Baz and I are transfixed. So is the security guard a few feet away.
I hold up my amethyst.“These aren’t the droids you’re looking for!”
“These aren’t the droids I’m looking for,” the man says, turning away. “Why was I looking for droids.…”
“We have to go,” Baz says. He looks at the river. “Thank you.”
“She wasn’t that much help,” I mutter. Baz elbows me.
The water has returned to Shepard to say good-bye. He’s promising to come back as soon as he can. To visit her headwaters at La Poudre Pass. “Shhhep,” she implores of him, “won’t you blow up the dam forrr me?”
“Not this time,” he says. “But I’ll continue to think about it.”
“It would be betterrr for everryone.”
“Everyone but me,” he says. “But I’ve got it on my list of long-term goals.”

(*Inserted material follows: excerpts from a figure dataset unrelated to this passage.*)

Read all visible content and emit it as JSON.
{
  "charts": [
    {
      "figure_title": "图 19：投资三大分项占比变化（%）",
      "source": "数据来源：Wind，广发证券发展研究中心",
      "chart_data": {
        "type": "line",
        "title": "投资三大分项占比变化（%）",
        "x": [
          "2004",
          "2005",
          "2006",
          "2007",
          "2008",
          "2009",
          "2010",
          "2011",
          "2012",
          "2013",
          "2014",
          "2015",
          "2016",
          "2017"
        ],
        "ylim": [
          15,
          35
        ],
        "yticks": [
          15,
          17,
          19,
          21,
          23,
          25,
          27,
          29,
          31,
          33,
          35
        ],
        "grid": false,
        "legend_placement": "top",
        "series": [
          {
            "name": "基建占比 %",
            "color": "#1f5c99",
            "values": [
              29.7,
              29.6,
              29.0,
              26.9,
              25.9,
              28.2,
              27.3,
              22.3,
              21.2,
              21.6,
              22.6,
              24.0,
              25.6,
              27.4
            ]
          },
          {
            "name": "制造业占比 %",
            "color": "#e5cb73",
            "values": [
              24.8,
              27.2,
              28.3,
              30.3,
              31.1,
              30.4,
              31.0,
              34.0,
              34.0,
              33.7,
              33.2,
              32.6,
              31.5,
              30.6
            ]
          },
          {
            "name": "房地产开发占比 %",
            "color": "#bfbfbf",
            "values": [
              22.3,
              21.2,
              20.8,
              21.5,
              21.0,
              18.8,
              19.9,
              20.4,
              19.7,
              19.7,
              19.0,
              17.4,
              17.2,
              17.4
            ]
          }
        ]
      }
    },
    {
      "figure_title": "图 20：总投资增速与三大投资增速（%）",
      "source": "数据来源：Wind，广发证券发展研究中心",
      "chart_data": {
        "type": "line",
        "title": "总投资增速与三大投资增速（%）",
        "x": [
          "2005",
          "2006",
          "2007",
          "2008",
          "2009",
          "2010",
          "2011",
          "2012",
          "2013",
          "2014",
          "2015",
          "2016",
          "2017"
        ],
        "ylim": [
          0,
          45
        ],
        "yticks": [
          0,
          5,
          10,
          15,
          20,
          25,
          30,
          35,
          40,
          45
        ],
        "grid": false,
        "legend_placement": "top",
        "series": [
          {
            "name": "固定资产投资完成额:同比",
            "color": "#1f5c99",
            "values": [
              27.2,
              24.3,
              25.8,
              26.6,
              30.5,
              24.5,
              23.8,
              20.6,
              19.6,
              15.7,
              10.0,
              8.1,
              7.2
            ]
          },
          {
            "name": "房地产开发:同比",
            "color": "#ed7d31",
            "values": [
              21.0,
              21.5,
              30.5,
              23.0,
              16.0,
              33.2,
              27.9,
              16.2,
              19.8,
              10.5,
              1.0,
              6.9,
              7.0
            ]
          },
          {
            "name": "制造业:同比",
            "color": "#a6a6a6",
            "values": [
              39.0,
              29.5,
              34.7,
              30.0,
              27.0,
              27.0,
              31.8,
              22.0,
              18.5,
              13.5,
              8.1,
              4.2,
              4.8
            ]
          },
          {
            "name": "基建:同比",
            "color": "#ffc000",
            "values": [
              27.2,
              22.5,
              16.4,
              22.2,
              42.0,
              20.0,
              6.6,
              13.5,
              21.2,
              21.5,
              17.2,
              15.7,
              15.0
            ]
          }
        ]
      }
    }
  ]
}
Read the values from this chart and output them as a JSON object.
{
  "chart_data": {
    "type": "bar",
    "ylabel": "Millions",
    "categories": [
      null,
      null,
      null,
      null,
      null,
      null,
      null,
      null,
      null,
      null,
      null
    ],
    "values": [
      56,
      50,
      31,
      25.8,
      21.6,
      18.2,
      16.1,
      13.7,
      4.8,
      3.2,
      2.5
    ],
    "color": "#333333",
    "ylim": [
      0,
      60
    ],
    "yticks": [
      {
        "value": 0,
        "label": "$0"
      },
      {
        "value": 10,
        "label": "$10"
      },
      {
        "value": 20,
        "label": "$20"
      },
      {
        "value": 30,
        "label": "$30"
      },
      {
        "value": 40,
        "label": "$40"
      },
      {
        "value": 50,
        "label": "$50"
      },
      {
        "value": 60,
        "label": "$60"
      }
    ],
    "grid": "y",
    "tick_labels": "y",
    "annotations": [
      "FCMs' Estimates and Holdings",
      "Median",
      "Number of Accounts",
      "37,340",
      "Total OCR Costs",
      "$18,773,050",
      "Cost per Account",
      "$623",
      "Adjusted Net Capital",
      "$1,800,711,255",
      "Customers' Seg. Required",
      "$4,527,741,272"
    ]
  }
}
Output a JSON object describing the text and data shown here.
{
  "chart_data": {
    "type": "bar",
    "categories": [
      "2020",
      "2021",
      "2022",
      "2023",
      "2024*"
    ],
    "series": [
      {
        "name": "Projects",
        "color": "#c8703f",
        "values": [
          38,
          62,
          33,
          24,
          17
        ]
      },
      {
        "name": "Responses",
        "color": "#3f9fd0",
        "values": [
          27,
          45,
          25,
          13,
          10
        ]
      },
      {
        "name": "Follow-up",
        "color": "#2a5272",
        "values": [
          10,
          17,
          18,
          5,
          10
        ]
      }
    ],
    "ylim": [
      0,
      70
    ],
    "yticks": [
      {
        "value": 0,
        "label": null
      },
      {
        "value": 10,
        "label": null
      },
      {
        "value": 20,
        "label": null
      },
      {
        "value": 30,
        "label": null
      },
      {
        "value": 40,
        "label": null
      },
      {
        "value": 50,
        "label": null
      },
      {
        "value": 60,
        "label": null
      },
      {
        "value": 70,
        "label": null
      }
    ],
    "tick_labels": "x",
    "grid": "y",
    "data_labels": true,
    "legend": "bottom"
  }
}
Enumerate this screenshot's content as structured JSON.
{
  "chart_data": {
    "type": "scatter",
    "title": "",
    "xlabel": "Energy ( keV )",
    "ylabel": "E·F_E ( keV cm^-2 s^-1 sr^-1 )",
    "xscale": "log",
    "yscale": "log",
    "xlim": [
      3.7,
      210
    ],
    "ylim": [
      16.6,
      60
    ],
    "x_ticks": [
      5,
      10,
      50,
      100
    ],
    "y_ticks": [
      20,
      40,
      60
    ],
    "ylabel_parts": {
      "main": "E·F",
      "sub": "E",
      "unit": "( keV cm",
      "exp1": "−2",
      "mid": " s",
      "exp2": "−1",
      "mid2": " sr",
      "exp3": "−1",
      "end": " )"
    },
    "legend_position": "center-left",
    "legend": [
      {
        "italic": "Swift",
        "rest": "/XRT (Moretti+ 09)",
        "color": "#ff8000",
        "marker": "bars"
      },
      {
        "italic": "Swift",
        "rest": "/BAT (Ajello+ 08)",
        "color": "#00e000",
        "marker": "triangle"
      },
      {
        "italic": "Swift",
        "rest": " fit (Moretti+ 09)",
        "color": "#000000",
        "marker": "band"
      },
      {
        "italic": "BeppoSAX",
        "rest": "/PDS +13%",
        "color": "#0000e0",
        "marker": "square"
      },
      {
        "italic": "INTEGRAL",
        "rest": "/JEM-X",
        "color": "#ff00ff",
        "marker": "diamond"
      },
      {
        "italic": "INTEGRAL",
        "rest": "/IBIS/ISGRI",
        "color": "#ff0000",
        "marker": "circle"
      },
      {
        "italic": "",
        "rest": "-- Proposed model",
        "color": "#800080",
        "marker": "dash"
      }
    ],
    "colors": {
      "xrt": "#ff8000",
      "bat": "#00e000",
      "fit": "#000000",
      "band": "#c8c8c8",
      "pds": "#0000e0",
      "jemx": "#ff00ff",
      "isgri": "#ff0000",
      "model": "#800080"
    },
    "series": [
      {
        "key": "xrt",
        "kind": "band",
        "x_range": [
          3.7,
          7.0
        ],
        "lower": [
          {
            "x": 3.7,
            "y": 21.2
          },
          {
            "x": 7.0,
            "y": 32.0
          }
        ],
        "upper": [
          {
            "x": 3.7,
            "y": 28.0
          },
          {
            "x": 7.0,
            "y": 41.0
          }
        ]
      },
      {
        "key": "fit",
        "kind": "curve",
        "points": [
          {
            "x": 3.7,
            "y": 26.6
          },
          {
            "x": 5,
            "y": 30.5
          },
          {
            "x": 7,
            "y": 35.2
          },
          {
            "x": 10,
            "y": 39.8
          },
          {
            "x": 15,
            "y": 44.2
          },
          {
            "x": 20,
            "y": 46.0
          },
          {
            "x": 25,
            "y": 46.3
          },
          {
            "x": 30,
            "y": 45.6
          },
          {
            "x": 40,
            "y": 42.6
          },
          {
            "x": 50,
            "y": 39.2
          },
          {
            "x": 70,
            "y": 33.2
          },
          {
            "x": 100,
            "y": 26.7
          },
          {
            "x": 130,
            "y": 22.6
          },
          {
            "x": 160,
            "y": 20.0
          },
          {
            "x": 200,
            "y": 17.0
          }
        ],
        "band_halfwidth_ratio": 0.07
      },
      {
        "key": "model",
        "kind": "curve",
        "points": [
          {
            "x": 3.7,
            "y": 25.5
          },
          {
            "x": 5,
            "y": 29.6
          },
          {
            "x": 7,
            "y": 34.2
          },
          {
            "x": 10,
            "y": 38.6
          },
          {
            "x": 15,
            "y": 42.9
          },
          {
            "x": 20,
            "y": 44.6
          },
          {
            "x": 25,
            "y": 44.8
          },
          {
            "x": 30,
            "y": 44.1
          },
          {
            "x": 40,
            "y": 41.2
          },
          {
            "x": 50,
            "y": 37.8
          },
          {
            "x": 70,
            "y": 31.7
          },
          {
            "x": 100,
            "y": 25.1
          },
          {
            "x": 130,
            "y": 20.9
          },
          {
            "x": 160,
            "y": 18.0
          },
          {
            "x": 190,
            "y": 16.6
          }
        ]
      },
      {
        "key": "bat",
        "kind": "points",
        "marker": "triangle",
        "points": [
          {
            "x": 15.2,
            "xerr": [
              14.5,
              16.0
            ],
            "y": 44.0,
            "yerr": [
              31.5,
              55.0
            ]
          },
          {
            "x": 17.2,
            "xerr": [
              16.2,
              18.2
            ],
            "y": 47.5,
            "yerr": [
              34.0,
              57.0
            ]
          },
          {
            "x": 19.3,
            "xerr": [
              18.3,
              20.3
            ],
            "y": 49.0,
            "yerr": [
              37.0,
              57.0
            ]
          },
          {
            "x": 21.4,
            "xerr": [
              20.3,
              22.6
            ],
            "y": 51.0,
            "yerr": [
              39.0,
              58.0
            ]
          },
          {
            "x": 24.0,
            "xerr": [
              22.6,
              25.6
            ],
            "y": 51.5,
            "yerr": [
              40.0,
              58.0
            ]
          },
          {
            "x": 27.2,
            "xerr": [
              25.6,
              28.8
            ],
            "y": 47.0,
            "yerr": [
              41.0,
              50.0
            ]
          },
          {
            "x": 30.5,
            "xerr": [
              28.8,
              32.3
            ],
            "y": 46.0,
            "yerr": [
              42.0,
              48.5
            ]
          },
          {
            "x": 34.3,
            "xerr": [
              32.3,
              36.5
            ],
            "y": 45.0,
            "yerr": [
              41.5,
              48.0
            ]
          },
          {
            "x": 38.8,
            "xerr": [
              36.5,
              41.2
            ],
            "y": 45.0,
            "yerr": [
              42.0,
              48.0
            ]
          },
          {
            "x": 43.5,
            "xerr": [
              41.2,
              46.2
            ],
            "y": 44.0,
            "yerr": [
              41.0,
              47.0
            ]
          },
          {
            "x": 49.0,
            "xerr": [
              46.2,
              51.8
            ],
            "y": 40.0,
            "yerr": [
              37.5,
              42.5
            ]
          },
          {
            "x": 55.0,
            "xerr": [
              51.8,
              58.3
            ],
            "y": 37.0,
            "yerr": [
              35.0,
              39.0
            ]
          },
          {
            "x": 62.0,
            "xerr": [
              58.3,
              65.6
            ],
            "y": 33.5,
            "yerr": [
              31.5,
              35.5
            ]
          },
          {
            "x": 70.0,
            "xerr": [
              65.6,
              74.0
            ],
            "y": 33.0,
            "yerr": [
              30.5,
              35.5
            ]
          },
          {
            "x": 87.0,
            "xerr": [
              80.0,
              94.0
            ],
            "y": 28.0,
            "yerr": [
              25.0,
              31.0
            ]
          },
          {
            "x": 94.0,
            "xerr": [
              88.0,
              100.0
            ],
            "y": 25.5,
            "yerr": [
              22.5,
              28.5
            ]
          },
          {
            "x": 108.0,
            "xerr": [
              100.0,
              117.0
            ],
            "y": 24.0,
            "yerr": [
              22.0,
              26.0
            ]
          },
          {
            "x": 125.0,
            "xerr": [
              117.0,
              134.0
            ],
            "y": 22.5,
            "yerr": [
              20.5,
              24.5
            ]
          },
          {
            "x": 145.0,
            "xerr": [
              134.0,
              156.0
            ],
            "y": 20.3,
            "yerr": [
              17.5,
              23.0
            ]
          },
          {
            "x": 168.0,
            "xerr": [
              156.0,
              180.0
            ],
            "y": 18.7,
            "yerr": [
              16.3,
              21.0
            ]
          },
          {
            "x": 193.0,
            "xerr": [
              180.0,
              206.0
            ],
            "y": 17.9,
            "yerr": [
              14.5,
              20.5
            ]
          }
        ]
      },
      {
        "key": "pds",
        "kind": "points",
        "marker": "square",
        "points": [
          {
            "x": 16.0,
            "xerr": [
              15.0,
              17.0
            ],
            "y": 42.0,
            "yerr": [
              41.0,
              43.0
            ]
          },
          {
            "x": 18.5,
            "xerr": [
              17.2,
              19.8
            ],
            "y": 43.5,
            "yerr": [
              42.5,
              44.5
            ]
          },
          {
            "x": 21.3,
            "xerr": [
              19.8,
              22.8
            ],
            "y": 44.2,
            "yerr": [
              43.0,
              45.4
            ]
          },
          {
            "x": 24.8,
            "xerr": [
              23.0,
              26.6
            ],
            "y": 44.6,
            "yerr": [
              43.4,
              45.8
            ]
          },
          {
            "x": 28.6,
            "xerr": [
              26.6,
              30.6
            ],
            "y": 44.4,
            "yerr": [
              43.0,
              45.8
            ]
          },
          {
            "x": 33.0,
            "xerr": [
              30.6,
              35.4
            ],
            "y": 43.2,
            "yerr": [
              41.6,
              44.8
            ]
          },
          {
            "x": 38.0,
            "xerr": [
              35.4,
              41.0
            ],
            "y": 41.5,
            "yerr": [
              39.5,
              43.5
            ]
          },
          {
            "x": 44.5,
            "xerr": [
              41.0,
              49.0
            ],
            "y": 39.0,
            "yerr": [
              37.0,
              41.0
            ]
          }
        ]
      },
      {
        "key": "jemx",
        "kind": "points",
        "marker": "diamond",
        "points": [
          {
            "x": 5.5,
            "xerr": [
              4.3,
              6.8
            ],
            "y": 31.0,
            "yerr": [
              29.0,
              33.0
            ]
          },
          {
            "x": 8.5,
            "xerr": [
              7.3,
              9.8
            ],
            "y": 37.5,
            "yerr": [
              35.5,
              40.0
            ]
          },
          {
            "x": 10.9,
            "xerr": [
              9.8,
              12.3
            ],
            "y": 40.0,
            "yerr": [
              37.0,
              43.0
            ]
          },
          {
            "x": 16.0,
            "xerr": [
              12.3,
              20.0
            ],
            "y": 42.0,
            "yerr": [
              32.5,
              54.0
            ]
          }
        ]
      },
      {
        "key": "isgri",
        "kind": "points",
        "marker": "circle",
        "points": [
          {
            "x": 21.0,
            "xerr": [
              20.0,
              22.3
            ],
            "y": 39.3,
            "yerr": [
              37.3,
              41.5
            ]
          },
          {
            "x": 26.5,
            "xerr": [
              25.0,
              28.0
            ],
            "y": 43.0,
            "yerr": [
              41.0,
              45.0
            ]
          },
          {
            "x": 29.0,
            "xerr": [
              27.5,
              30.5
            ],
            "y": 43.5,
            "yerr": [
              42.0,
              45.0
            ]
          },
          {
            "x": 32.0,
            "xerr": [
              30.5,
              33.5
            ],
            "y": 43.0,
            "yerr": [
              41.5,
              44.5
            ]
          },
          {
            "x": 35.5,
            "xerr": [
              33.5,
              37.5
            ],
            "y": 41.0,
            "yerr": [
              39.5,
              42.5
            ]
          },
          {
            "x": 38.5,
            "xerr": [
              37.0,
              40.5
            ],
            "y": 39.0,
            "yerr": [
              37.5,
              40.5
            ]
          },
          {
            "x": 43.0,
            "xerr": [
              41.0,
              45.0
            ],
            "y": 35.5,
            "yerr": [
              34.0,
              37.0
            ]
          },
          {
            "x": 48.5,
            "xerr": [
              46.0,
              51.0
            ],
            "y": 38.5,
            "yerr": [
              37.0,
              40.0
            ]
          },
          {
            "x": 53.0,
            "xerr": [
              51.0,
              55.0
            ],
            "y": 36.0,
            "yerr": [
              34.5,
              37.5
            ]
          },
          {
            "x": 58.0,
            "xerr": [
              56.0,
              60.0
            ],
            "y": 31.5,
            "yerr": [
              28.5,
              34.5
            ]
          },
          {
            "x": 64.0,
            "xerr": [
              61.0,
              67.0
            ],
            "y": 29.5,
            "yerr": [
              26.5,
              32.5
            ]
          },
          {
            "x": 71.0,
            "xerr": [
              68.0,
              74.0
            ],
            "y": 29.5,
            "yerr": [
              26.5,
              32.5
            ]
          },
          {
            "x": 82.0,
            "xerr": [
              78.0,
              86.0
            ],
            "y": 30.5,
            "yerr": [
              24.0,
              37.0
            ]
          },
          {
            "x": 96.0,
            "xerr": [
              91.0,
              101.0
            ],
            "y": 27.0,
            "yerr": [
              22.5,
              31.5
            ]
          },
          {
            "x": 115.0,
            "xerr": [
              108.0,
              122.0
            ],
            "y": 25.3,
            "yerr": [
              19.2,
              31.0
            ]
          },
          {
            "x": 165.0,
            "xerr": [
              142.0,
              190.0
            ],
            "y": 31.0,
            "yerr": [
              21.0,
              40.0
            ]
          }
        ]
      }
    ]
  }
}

“That would be terrorism!” I say.
“Liberrrashhion,” the river disagrees.
“Magic save us from radicals,” I say, sounding, to my dismay, pretty much exactly like my mother.
41
BAZ
Sometimes Bunce’s boldness is just arrogance. She harangues Shepard all the way back to the truck. As if there’s no way the guards will see through our magic, and like the river definitely won’t change its mind and sweep us all off the top of the dam.
“Why did you throw litter into the water?” Bunce asks at full volume.
“Because she gets bored,” Shepard says. “People used to drop all sorts of things into her. Newspapers, matchbooks, divorce papers. Now all she gets is chemical runoff and iPhones that break as soon as they touch her.”